Immunohistochemistry (IHC) was performed according to the manufacturer’s constructions. After the samples were deparaffinized with xylene and rehydrated with ethanol, the samples were incubated with 3% H2O2 for 5 min to block endogenous peroxidase activity. Then, antigen retrieval was performed by incubating the samples with sodium citrate buffer (pH 6.0) for 20 min at 95 °C, after which the samples were blocked with 5% normal goat serum for 10 min at 20 °C. Subsequently, the sections were incubated with polyclonal antibodies against Ki67(1:500, Servicebio, Wuhan, China) at 4 °C overnight and then incubated with secondary antibodies(1:200, Servicebio, Wuhan, China). The image were captured by Olympus FSX100 microscope (Olympus,Japan).

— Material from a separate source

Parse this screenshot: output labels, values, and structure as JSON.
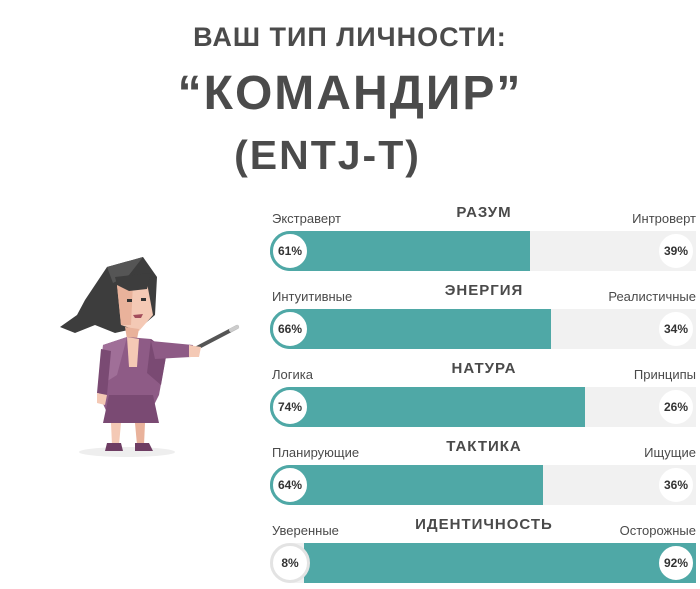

All date were expressed as mean ± SD. Statistical analyses were performed using Prism software (GraphPad Software 8), and consisted of analysis of variance followed by Student’s t-test when comparing two experimental groups. One-way ANOVA analysis was used to compare the differences among groups. Overall survival (OS) rates were determined using the Kaplan-Meier method. All experiments were triplicated, and p < 0.05 was considered significant.